Home Inspection For the Seller
A home inspection is a visual examination of accessible areas of a home and property. Often mortgage companies insist on a home inspection report before agreeing to a mortgage. A pre-sale inspection brings to your attention problems you may not be aware and a preview into the information the buyer’s inspector will provide. In short, you will be better prepared to realistically negotiate the selling price of your home before exploring the sale market. It also settles questions about the condition of your home for all parties involved in the sale/purchase process. In effect, the price negotiation process is shortened because both parties have a professional opinion provided by an inspector of their choice.

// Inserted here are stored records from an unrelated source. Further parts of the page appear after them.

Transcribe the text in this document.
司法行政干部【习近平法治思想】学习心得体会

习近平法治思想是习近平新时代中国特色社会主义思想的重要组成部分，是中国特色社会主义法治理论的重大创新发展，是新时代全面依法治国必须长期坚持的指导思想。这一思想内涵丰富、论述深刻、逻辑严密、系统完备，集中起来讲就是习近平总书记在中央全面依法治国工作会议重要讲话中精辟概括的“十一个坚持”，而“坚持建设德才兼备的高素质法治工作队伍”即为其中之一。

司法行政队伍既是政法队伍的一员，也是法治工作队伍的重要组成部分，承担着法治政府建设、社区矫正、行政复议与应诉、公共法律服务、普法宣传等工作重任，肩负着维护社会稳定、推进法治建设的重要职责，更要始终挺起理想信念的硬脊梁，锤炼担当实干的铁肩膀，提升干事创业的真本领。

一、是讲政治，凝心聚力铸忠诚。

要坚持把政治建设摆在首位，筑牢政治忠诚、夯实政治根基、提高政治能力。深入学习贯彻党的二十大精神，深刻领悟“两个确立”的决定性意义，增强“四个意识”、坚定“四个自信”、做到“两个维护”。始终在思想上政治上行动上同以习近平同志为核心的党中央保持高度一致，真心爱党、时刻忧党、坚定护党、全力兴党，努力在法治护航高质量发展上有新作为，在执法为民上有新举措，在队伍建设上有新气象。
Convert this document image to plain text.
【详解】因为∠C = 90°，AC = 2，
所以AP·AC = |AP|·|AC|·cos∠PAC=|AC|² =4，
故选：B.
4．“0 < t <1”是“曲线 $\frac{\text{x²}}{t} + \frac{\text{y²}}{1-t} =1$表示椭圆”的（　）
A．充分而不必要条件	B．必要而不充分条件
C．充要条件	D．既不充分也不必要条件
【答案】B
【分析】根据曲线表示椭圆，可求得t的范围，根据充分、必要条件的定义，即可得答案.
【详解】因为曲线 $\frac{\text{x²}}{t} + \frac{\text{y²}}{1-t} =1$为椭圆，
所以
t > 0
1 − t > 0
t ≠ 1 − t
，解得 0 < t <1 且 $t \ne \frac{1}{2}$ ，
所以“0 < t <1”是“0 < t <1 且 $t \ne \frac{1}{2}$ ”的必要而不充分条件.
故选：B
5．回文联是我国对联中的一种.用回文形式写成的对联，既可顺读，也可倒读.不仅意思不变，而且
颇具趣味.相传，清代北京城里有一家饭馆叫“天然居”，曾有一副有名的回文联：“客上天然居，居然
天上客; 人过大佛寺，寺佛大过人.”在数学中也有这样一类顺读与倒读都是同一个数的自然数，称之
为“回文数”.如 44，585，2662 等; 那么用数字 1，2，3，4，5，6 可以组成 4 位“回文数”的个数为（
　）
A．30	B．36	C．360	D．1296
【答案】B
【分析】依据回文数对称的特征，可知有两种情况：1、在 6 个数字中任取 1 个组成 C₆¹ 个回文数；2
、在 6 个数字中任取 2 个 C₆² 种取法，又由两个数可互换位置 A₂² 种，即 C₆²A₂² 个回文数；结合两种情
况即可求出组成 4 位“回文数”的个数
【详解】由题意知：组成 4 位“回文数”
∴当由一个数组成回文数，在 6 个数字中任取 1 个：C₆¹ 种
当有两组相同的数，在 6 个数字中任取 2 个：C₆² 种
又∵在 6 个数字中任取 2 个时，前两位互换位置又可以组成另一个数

Depending on the size of the property, the inspection process usually takes up to three hours, during which time the home is examined from the ground up. It includes observation and, when appropriate, operation of the plumbing, heating, air conditioning, and electrical systems, as well as structural components, such as the roof, foundation, basement, exterior and interior walls, chimney, doors and windows.
Home sellers may choose not to correct every defect found in the inspection report. Instead, they acknowledge the defects to the buyer and explain that the asking price has been adjusted to reflect the estimated cost of repairs.
A home inspection can serve as a multi-purpose tool. An inspection helps the seller comply with full-disclosure real estate laws. With an inspection report in hand, you are less likely to overlook a defect or material fact for which you could later be held liable. You are now prepared to stage your home and focus on negotiations.
Do not confuse Home Inspections with Appraisals. Home Inspections are used by buyers and sellers to understand the condition of the home in question. Appraisals are used by mortgage companies to ensure the mortgage loan amount is not more than the value of the property.